• From Hansen: "This kid is on the road to greatness, I think. He's that special. But if there's a little kid around, if there's somebody that wants to meet him, he engages that. He takes the time. And that's the kind of person that I'm looking at, more than the baseball player. He's a well-raised young man. Mike Trout loves -- I mean loves -- the competition. But if there's a moment where he can show some humility and some compassion for a young kid, he's going to do it. I've seen it already. That's pretty special, I think."
• From Dempster: "How do you not love this guy, man? I mean, not just numbers-wise, but how he plays. He hits that [489-foot home run in Kansas City] almost over the waterfall in center field, and before it's over the fence, he's almost at second base. In case it miraculously hit a seagull or something, he was not going to be standing there on second. He was going to be on third. I love that about him. You never see him not run hard. He never styles a home run. He never bat-flips it. He always just has so much respect for the game. ... He's just got 'it.' Whatever 'it' is, he's got it."
• From Harang: "A guy with his kind of talent, I mean, it's disgusting. [Laughs]. But it's special, too. You don't get these types of players very often. ... He's fun to watch. He's actually not fun to watch when he's on the other side of the diamond. But all the rest of the games, he's really fun to watch."
• From Bane: "In terms of makeup, he's up there at the top of guys I've drafted and signed. ... When I picture him, I picture him sliding into third, with a look on his face you just don't see very much, that look of sheer pleasure. The last time I saw that look was on the face of Little League kids who were saying, 'Wait till after the game, when we can go get snow cones.'"
But now, as this magical Tuesday evening presents us with yet one more reason to reflect on where Mike Trout is going, it won't be for snow cones. No sir. For this man, unless something unforeseen derails him, there is something way more flavorful ahead.
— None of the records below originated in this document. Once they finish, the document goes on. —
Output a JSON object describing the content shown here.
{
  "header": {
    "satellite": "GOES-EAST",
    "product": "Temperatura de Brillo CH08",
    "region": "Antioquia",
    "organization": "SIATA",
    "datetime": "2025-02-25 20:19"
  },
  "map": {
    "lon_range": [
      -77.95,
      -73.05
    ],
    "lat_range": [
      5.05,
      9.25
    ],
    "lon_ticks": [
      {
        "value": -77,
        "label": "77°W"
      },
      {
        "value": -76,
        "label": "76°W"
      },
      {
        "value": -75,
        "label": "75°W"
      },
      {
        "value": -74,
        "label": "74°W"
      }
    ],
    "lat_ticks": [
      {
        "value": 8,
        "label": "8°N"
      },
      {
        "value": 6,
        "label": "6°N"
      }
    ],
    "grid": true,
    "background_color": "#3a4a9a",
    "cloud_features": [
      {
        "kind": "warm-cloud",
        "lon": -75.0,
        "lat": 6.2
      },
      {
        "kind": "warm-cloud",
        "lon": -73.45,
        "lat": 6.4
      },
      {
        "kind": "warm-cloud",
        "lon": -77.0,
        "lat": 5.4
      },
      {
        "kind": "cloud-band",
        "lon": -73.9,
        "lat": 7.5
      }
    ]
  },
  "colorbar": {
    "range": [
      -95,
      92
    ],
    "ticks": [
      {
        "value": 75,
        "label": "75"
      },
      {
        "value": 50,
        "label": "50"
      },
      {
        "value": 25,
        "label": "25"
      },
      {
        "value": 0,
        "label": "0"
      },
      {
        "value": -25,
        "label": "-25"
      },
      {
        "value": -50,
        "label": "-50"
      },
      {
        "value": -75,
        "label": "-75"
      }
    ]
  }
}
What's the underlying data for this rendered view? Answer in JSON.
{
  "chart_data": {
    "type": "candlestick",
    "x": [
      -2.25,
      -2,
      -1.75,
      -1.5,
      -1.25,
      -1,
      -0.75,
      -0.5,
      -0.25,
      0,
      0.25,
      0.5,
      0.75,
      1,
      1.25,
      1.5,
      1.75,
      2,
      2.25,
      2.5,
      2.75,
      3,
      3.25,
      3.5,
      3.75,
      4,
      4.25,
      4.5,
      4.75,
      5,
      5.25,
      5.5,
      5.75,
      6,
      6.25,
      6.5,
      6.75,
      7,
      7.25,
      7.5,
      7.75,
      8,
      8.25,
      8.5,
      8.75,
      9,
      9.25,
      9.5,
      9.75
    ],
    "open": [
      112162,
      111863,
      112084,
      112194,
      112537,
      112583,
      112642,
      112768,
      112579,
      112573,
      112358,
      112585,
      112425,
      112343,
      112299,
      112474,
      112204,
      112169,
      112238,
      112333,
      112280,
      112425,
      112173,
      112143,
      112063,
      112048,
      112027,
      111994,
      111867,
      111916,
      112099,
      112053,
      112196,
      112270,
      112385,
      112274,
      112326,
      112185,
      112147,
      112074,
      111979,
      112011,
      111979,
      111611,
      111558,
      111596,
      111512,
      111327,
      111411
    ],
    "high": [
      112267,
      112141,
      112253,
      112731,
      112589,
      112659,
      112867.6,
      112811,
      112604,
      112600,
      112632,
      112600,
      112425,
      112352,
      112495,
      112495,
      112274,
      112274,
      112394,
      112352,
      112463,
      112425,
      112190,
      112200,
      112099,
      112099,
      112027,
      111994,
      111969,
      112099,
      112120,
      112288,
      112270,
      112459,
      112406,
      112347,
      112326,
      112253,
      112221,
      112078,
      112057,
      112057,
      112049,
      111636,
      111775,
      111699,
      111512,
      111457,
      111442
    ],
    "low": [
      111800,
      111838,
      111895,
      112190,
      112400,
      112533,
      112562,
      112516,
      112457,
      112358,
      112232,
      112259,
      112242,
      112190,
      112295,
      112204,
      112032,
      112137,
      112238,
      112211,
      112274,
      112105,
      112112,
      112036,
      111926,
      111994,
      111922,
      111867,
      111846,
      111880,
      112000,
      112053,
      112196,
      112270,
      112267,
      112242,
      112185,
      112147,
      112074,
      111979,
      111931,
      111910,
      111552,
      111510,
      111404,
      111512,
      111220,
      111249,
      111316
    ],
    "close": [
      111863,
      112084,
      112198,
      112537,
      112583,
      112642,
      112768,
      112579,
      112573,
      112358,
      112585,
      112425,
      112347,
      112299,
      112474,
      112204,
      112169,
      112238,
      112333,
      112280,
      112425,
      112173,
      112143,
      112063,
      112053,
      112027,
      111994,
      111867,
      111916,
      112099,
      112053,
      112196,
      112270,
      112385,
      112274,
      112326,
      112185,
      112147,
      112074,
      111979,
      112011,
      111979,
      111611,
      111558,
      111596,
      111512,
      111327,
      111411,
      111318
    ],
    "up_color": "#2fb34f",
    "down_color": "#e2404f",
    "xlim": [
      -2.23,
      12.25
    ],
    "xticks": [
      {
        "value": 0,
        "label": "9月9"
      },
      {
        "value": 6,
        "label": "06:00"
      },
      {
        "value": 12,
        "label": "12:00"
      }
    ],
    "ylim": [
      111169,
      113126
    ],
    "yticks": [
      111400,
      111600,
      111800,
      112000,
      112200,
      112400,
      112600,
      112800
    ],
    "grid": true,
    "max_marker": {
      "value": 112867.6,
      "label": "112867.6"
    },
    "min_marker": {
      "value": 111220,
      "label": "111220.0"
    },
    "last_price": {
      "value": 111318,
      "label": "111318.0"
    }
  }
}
"Your first instinct," said Wilson, "is to compare guys to him. So you think, 'OK, let me think of the list of comparables.' And it's like every dude [you could compare him to] is in the Hall of Fame. So you want to avoid rushing to that judgment. Because it's so fun just to watch him play, you just want to pick up the popcorn and watch the show.
"Just let him be himself. You don't have to compare him. He'll be good enough himself that everyone is going to want to be the next Mike Trout. [Laughs.] I know I wish I was the next Mike Trout."
So maybe this is the star-spangled night where it hits us. That we're watching the best player on the field -- even though the rest of the men on that field are the best players alive. That we're watching a special talent with a personality to match. That it almost feels as if we're watching some sort of superhero, gliding through life -- and North America's emerald outfields -- on a potentially historic journey.
Now we just need to figure out which superhero he's about to become.
"Right now?" Dempster asked, laughing. "It seems like he'd be Captain America."